聖 書:エペソ人への手紙6章5節~9節

(5) 僕たる者よ。キリストに従うように、恐れおののきつつ、真心をこめて、肉による主人に従いなさい。
(6) 人にへつらおうとして目先だけの勤めをするのでなく、キリストの僕として心から神の御旨を行い、
(7) 人にではなく主に仕えるように、快く仕えなさい。
(8) あなたがたが知っているとおり、だれでも良いことを行えば、僕であれ、自由人であれ、それに相当する報いを、それぞれ主から受けるであろう。
(9) 主人たる者よ。僕たちに対して、同様にしなさい。おどすことを、してはならない。あなたがたが知っているとおり、彼らとあなたがたとの主は天にいますのであり、かつ人をかたより見ることをなさらないのである。

パウロの平日の仕事は天幕造りでした(使徒行伝18:3)。パウロは弟子と一緒に平日は天幕を造り、聖日は福音を伝え、人々を癒し、神の御国を伝えました。パウロと弟子達は同じ職場の人でありながら、同じ教会の教会員でもありました。職場が教会でした。初代教会の中には主人も僕も混ざっているところでした。昼は主人と僕の関係、夜の聖餐式では主にあって同じ兄弟でした。
1.僕への戒め
(1)従いなさい、仕えなさい
 妻は夫に、子どもは親に「従いなさい、敬いなさい」でしたが、僕は主人に「従いなさい、仕えなさい」です。しかも、「キリストに従うように、恐れおののきつつ、主に仕えるように、快く仕えなさい」です。会社の現実を考えると非常に難しい戒めです。「信者はキリストに、妻は夫に、子どもは親に、僕は主人に従いなさい」。全部同じ原則です。神から与えられた権威を持っている人に従いなさいです。権威に従うのが愛の具体的な表現、積極的な表現です。それに対して夫は妻に、親は子どもに、上司は部下に積極的な責任を取るのが愛の表現です。
(2)キリストの僕として
 私達はキリストの僕としてのアイデンティティーを持って働かなければなりません。私達は職場に属していながら同時にキリストに属しています。キリストの僕として働くことは結局信仰の問題です。夫婦関係、親子関係と同じく上司と部下の関係も結局信仰の問題です。

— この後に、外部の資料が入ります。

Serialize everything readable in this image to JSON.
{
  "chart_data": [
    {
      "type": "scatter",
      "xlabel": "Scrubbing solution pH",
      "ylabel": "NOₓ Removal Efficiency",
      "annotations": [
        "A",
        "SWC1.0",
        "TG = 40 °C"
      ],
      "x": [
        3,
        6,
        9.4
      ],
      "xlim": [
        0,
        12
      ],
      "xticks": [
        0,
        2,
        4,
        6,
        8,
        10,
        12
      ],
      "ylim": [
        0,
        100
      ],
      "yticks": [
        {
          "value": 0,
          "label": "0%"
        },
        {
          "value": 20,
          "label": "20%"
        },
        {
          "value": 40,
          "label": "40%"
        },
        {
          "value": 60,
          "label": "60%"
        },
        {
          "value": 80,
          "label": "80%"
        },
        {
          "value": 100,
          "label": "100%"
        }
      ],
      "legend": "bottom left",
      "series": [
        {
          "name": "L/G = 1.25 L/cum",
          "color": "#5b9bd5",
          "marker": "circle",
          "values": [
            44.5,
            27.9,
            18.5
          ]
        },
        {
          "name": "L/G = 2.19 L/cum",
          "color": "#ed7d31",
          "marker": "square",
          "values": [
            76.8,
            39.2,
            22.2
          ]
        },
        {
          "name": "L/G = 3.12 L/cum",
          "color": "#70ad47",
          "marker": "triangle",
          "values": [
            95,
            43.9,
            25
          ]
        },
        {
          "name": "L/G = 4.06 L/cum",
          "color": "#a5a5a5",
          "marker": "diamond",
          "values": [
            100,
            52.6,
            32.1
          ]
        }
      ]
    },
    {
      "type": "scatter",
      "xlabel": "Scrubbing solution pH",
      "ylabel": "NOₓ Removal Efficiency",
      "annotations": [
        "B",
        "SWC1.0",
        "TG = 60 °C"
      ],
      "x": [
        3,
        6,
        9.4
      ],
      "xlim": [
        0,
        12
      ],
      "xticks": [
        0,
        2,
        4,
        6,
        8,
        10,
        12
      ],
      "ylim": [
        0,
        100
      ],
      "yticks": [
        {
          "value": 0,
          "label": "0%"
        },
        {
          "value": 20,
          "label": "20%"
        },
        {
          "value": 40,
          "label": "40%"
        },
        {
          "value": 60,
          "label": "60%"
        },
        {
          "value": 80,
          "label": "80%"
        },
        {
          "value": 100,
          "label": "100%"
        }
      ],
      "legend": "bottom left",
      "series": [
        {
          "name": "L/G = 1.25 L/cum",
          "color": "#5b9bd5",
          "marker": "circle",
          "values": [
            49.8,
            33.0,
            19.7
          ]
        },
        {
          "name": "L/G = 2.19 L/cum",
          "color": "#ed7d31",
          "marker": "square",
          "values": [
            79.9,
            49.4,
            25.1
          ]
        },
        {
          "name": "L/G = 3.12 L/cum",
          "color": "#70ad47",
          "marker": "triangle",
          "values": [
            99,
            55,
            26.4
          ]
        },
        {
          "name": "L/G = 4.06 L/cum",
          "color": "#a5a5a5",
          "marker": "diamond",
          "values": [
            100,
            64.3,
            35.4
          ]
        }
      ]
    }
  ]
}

職場は収入を得られるところです。しかし、これは消極的な意味です。職場は信仰を訓練するところです。これは積極的な意味です。教会で学んだ愛を練習するところが職場です。
2.主人(上司)への戒め
(1)おどすことをしてはならない
 主人への戒めは一つだけです。「おどすことをしてはならない」。上に立っている人は一つだけは注意しなければなりません。それは神から与えられている権限を乱用してはいけないことです。神からの権威を乱用すると、それに相当する報いを天にいらっしゃる真の主人から受けます。いくら部下でも神の形に造られた人格を持っているので、おどすことをしてはいけません。
(2)あなたの主は天にいます
 権威を乱用してはいけない理由は神様がいらっしゃるからです。社長も神様の御前では一人の社員です。いくら出世して偉くなっても社長の上には天の会長である神様がいらっしゃいます。
3.教会と職場の一致
 私達にとって教会は霊的な土台です。職場は生活の土台です。二つとも大事ですが、二つを別々に考えてはいけません。二分割してしまうと私達は形だけの信者になります。弱い私達ですが、毎週教会で頂いた恵みを職場で、家庭で現そうと努力はしています。私達は生活の現場で信仰が試されます。ですから、私達一人一人が生活の中で神様からの知恵を頂いて守られますように祈りましょう。生活の現場で神の諭しを悟る時が多いです。皆様も仕事中悟ることが多く、生き生きとした証しが沢山あると思います。職場で信仰が訓練されますが、訓練だから失敗が多くても構いません。訓練だから成功するよりは失敗する日が多いですが、それでも神様が知恵を与えて下さり、助けて下さいますので、良き働き人として用いられましょう。